An iterator is a nice concept since it allows to create laze sequences, i.e., sequences that have elements that are computed only when they are requested by retrieving the enxt element.

Python allows for two basic ways to implement iterators, either as function that have a LHS yield statements, or as class that implement an __iter__ and a next method.

However, often it is not necessary to implements iterators from scratch, often they can be constructed by using the Python standard library's itertools functionality.

What is it?

  1. accumulator.py: illustrates the use of itertools's accumulate in for various types of data and operators.
  2. count_down.py: simple illustration of a class that implements an iterable.
  3. event_generate.py: a sequence of Event objects is generated by an instance of the EventIter class.

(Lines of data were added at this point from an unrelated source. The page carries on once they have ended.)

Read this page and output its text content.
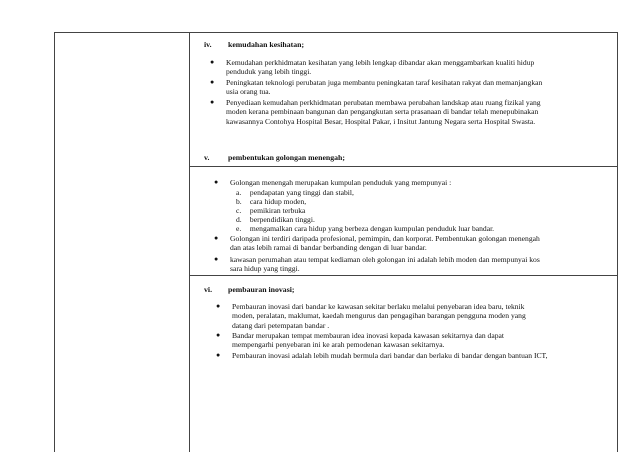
iv.	kemudahan kesihatan;
● Kemudahan perkhidmatan kesihatan yang lebih lengkap dibandar akan menggambarkan kualiti hidup
penduduk yang lebih tinggi.
● Peningkatan teknologi perubatan juga membantu peningkatan taraf kesihatan rakyat dan memanjangkan
usia orang tua.
● Penyediaan kemudahan perkhidmatan perubatan membawa perubahan landskap atau ruang fizikal yang
moden kerana pembinaan bangunan dan pengangkutan serta prasanaan di bandar telah menepubinakan
kawasannya Contohya Hospital Besar, Hospital Pakar, i Insitut Jantung Negara serta Hospital Swasta.
v.	pembentukan golongan menengah;
● Golongan menengah merupakan kumpulan penduduk yang mempunyai :
a. pendapatan yang tinggi dan stabil,
b. cara hidup moden,
c. pemikiran terbuka
d. berpendidikan tinggi.
e. mengamalkan cara hidup yang berbeza dengan kumpulan penduduk luar bandar.
● Golongan ini terdiri daripada profesional, pemimpin, dan korporat. Pembentukan golongan menengah
dan atas lebih ramai di bandar berbanding dengan di luar bandar.
● kawasan perumahan atau tempat kediaman oleh golongan ini adalah lebih moden dan mempunyai kos
sara hidup yang tinggi.
vi.	pembauran inovasi;
● Pembauran inovasi dari bandar ke kawasan sekitar berlaku melalui penyebaran idea baru, teknik
moden, peralatan, maklumat, kaedah mengurus dan pengagihan barangan pengguna moden yang
datang dari petempatan bandar .
● Bandar merupakan tempat membauran idea inovasi kepada kawasan sekitarnya dan dapat
mempengarhi penyebaran ini ke arah pemodenan kawasan sekitarnya.
● Pembauran inovasi adalah lebih mudah bermula dari bandar dan berlaku di bandar dengan bantuan ICT,
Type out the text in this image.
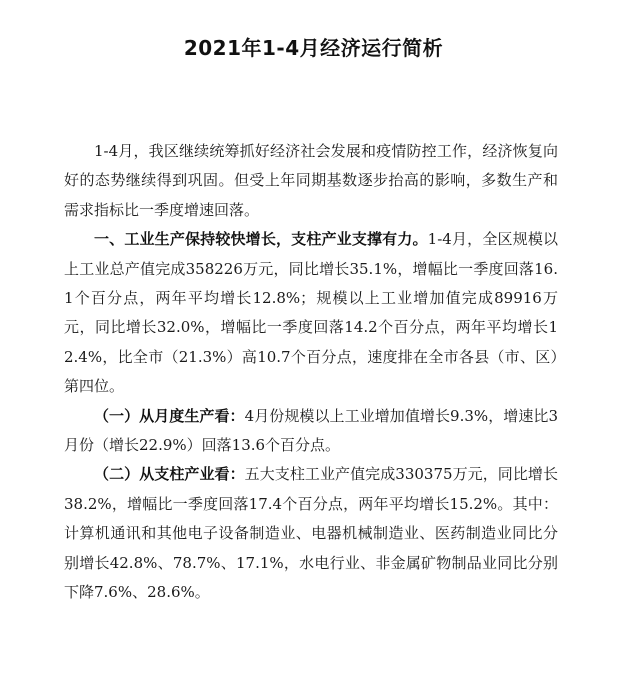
2021年1-4月经济运行简析

1-4月，我区继续统筹抓好经济社会发展和疫情防控工作，经济恢复向好的态势继续得到巩固。但受上年同期基数逐步抬高的影响，多数生产和需求指标比一季度增速回落。

一、工业生产保持较快增长，支柱产业支撑有力。1-4月，全区规模以上工业总产值完成358226万元，同比增长35.1%，增幅比一季度回落16.1个百分点，两年平均增长12.8%；规模以上工业增加值完成89916万元，同比增长32.0%，增幅比一季度回落14.2个百分点，两年平均增长12.4%，比全市（21.3%）高10.7个百分点，速度排在全市各县（市、区）第四位。

（一）从月度生产看：4月份规模以上工业增加值增长9.3%，增速比3月份（增长22.9%）回落13.6个百分点。

（二）从支柱产业看：五大支柱工业产值完成330375万元，同比增长38.2%，增幅比一季度回落17.4个百分点，两年平均增长15.2%。其中：计算机通讯和其他电子设备制造业、电器机械制造业、医药制造业同比分别增长42.8%、78.7%、17.1%，水电行业、非金属矿物制品业同比分别下降7.6%、28.6%。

Events have a type, a start time, and a duration. Events of the same type can not overlap. The EventIter constructor takes a list of event types, and a start time. It generates sequence of random type, start time and duration, until an event is generated that last later than the stop time.
  4. generators.ipynb: Jupyter notebook illustrating generators.
  5. people.py: illustration of itertools's groupby, and operator's attrgetter methods. Note that groupby does not reorder the original iterators element, but only groups consecutive elements that have the same key.
  6. primes.py: this script will generate the sequence of prime numbers until it is interupted. The iterator is implemented by a function with a yield statement.
  7. primes_multiple_calls.py: illustrates that a function with yield instantiates a generator when called, and hence "starts over" for each for-loop.
  8. primes_itertools.py: this script also generates a potentially infinite sequence of prime numbers, but it is implemented using the count function of the itertools module in Python's standard library, as well as the filter function.
  9. dataset.py: illustrates the __iter__ and __next__ methods, as well as utilities of the operator module.
  10. generating_data.py: a retake of the data geenration script in Fundamentals, now using itertools and built-in Python functional features.
  11. iterators_vs_generators.ipynb: comparing iterators to generators.